Zwar hat das BVerfG der Behauptung, es gebe einen individuellen Schadensersatzanspruch aus Völkergewohnheitsrecht, eine deutliche Absage erteilt. Aber die Kammer hat ihre apodiktische Feststellung nicht in das Netzwerk internationaler Entscheidungen eingebettet und sich beispielsweise nicht mit dem Gutachten des Internationalen Gerichtshofs zum israelischen Mauerbau auseinandergesetzt, obschon darin für den bewaffneten Konflikt eine völkerrechtliche Verpflichtung des Schädigerstaates gegenüber den Opfern anerkannt wird, „to compensate, in accordance with the applicable rules of international law, all natural or legal persons having suffered any form of material damage“ (IGH, Construction of a Wall, Rdn. 153). Auch eine Stellungnahme zu den „Grundprinzipien und Leitlinien betreffend das Recht der Opfer von groben Verletzungen der internationalen Menschenrechts­normen und schweren Verstößen gegen das humanitäre Völkerrecht auf Rechtsschutz und Wiedergutmachung“, mit denen die UN-Generalversammlung 2006 den Stand des Völkerkompensationsrecht systematisiert hat (UN GA, A/RES/60/147), unterbleibt. Das BVerfG hat sich mit widerstrebenden Gesichtspunkten darum nicht auseinander gesetzt, sondern sie einfach ignoriert.
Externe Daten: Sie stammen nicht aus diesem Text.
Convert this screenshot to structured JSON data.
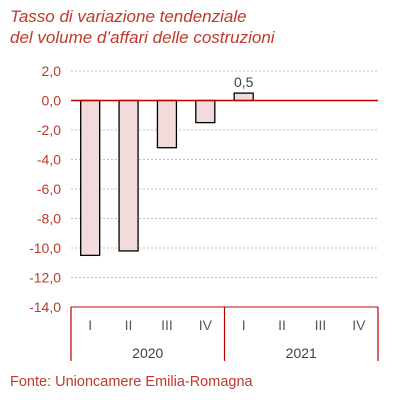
{
  "header": {
    "title_line1": "Tasso di variazione tendenziale",
    "title_line2": "del volume d’affari delle costruzioni"
  },
  "footer": {
    "source": "Fonte: Unioncamere Emilia-Romagna"
  },
  "colors": {
    "text": "#c0392b",
    "bar_fill": "#f2dcdb",
    "bar_stroke": "#000000",
    "zero_line": "#c00000",
    "grid": "#bfbfbf",
    "axis": "#c00000"
  },
  "chart_data": {
    "type": "bar",
    "title": "Tasso di variazione tendenziale del volume d’affari delle costruzioni",
    "categories": [
      "I",
      "II",
      "III",
      "IV",
      "I",
      "II",
      "III",
      "IV"
    ],
    "groups": [
      {
        "label": "2020",
        "categories": [
          "I",
          "II",
          "III",
          "IV"
        ]
      },
      {
        "label": "2021",
        "categories": [
          "I",
          "II",
          "III",
          "IV"
        ]
      }
    ],
    "values": [
      -10.5,
      -10.2,
      -3.2,
      -1.5,
      0.5,
      null,
      null,
      null
    ],
    "data_labels": [
      "",
      "",
      "",
      "",
      "0,5",
      "",
      "",
      ""
    ],
    "ylim": [
      -14,
      2
    ],
    "yticks": [
      2,
      0,
      -2,
      -4,
      -6,
      -8,
      -10,
      -12,
      -14
    ],
    "ytick_labels": [
      "2,0",
      "0,0",
      "-2,0",
      "-4,0",
      "-6,0",
      "-8,0",
      "-10,0",
      "-12,0",
      "-14,0"
    ],
    "grid": true,
    "legend": "none"
  }
}
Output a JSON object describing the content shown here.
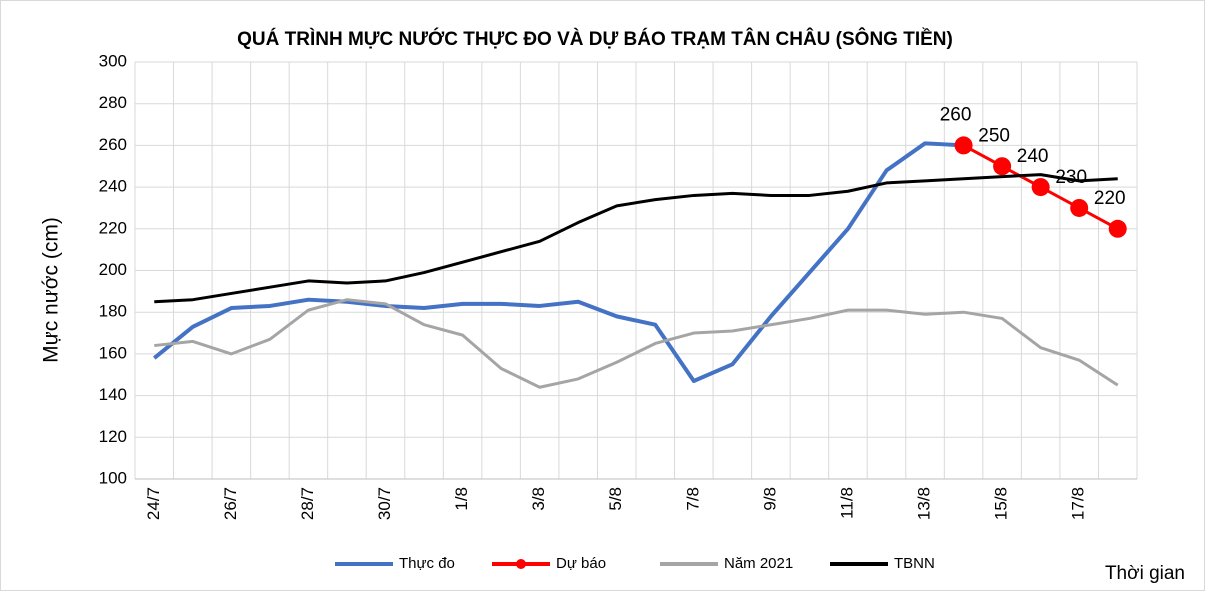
{
  "chart_data": {
    "type": "line",
    "title": "QUÁ TRÌNH MỰC NƯỚC THỰC ĐO VÀ DỰ BÁO TRẠM TÂN CHÂU (SÔNG TIỀN)",
    "xlabel": "Thời gian",
    "ylabel": "Mực nước (cm)",
    "categories": [
      "24/7",
      null,
      "26/7",
      null,
      "28/7",
      null,
      "30/7",
      null,
      "1/8",
      null,
      "3/8",
      null,
      "5/8",
      null,
      "7/8",
      null,
      "9/8",
      null,
      "11/8",
      null,
      "13/8",
      null,
      "15/8",
      null,
      "17/8",
      null
    ],
    "ylim": [
      100,
      300
    ],
    "yticks": [
      100,
      120,
      140,
      160,
      180,
      200,
      220,
      240,
      260,
      280,
      300
    ],
    "grid": true,
    "legend": "bottom",
    "series": [
      {
        "name": "Thực đo",
        "color": "#4472c4",
        "values": [
          158,
          173,
          182,
          183,
          186,
          185,
          183,
          182,
          184,
          184,
          183,
          185,
          178,
          174,
          147,
          155,
          178,
          199,
          220,
          248,
          261,
          260,
          null,
          null,
          null,
          null
        ]
      },
      {
        "name": "Dự báo",
        "color": "#ff0000",
        "markers": true,
        "data_labels": true,
        "values": [
          null,
          null,
          null,
          null,
          null,
          null,
          null,
          null,
          null,
          null,
          null,
          null,
          null,
          null,
          null,
          null,
          null,
          null,
          null,
          null,
          null,
          260,
          250,
          240,
          230,
          220
        ]
      },
      {
        "name": "Năm 2021",
        "color": "#a5a5a5",
        "values": [
          164,
          166,
          160,
          167,
          181,
          186,
          184,
          174,
          169,
          153,
          144,
          148,
          156,
          165,
          170,
          171,
          174,
          177,
          181,
          181,
          179,
          180,
          177,
          163,
          157,
          145
        ]
      },
      {
        "name": "TBNN",
        "color": "#000000",
        "values": [
          185,
          186,
          189,
          192,
          195,
          194,
          195,
          199,
          204,
          209,
          214,
          223,
          231,
          234,
          236,
          237,
          236,
          236,
          238,
          242,
          243,
          244,
          245,
          246,
          243,
          244
        ]
      }
    ]
  }
}
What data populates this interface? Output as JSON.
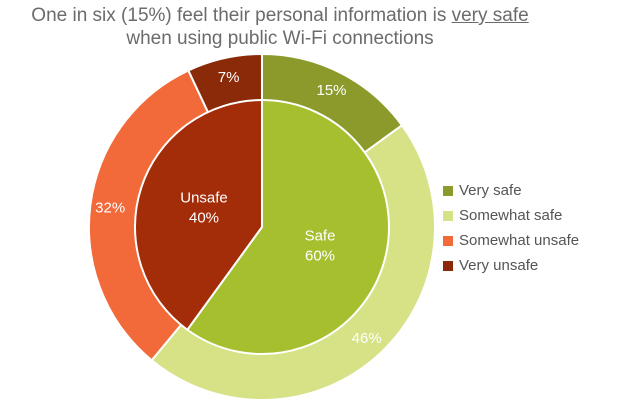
{
  "title": {
    "line1_prefix": "One in six (15%) feel their personal information is ",
    "line1_emphasis": "very safe",
    "line2": "when using public Wi-Fi connections"
  },
  "chart_data": {
    "type": "pie",
    "outer_ring": [
      {
        "name": "Very safe",
        "value": 15,
        "label": "15%",
        "color": "#8c9a2b"
      },
      {
        "name": "Somewhat safe",
        "value": 46,
        "label": "46%",
        "color": "#d7e186"
      },
      {
        "name": "Somewhat unsafe",
        "value": 32,
        "label": "32%",
        "color": "#f2693a"
      },
      {
        "name": "Very unsafe",
        "value": 7,
        "label": "7%",
        "color": "#8a2a08"
      }
    ],
    "inner_pie": [
      {
        "name": "Safe",
        "value": 60,
        "label": "60%",
        "color": "#a6bf2e"
      },
      {
        "name": "Unsafe",
        "value": 40,
        "label": "40%",
        "color": "#a32c09"
      }
    ],
    "legend": {
      "placement": "right",
      "items": [
        {
          "label": "Very safe",
          "color": "#8c9a2b"
        },
        {
          "label": "Somewhat safe",
          "color": "#d7e186"
        },
        {
          "label": "Somewhat unsafe",
          "color": "#f2693a"
        },
        {
          "label": "Very unsafe",
          "color": "#8a2a08"
        }
      ]
    }
  }
}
Das gilt auch für die Rechtsprechung des EGMR, der im Al Skeini-Urteil umfassende Haftungspflichten und im Isayeva-Urteil detaillierte Untersuchungspflichten – die im Fall des Kundus-Einsatzes wohl unbeachtet geblieben sind – für Einsätze im Rahmen bewaffneter Konflikte hergeleitet hatte. All dies bleibt im Nichtannahmebeschluss unerwähnt, der damit die Berücksichtigungspflichten, die das BVerfG für die Entscheidungen völkerrechtlich instaurierter Gerichtsinstanzen in Görgülü und LaGrand/Avena immerhin selbst entwickelt hat, in einem Feld unangewendet lässt, das wie kaum ein anderes auf die Entwicklung transnationaler Standards drängt.

Schließlich irritiert die Nonchalance, mit der das BVerfG das Vorbringen der Beklagten im Varvarin-Fall akzeptiert hat, dass die Bundesregierung wegen der in der NATO praktizierten „‘need-to-know-Regel‘, nach der es militärischer Praxis bei NATO-Operationen entspricht, dass nur die unmittelbar mit der Operation befassten Streitkräfte die für den Einsatz notwendigen Informationen erhalten“ (BVerfG, a.a.O., Rdn. 66), keine Hinweise darüber habe, wer die Verantwortung für die Fehler beim Bombardement auf die Brücke trage. Der Varvarin-Beschluss nimmt unhinterfragt die Behauptung der Bundesregierung hin, dass sie in Bezug auf den Luftschlag nur über Informationen zu ihrem eigenen Beitrag verfüge und dass sie weder wissen könne noch müsse, welchem Bündnismitglied in dieser Militäroperation der Fehler zuzurechnen sei. Das kommt im Ergebnis einer höchstrichterlichen Einladung zur Vogel-Strauß-Exkulpation gleich. Mit den grundrechtlichen Schutzpflichten, aber auch mit der völkerrechtlichen Schutzverantwortung, wie sie beispielsweise in der Erklärung der UN-Generalversammlung anlässlich des World Summits 2005 zum Ausdruck kommt, wird man dies wohl kaum in Einklang bringen können.

Verantwortung der Fachgerichte

Das BVerfG hat im Varvarin-Beschluss leider die Möglichkeit verpasst, den Rahmen des transnationalen Staatshaftungsrechtes angemessen zu konkretisieren. Damit obliegt es nun den Fachgerichten, die rechtsstaatliche Bindung der Bundeswehr auch bei Auslandseinsätzen durchzusetzen. Es gibt dem LG Bonn aber auch Gelegenheit Rechtsgeschichte zu schreiben: durch das erste Urteil eines Zivilgerichts der Bundesrepublik, das den Opfern deutscher Militärgewalt im Ausland Schadensersatzansprüche zuerkennt.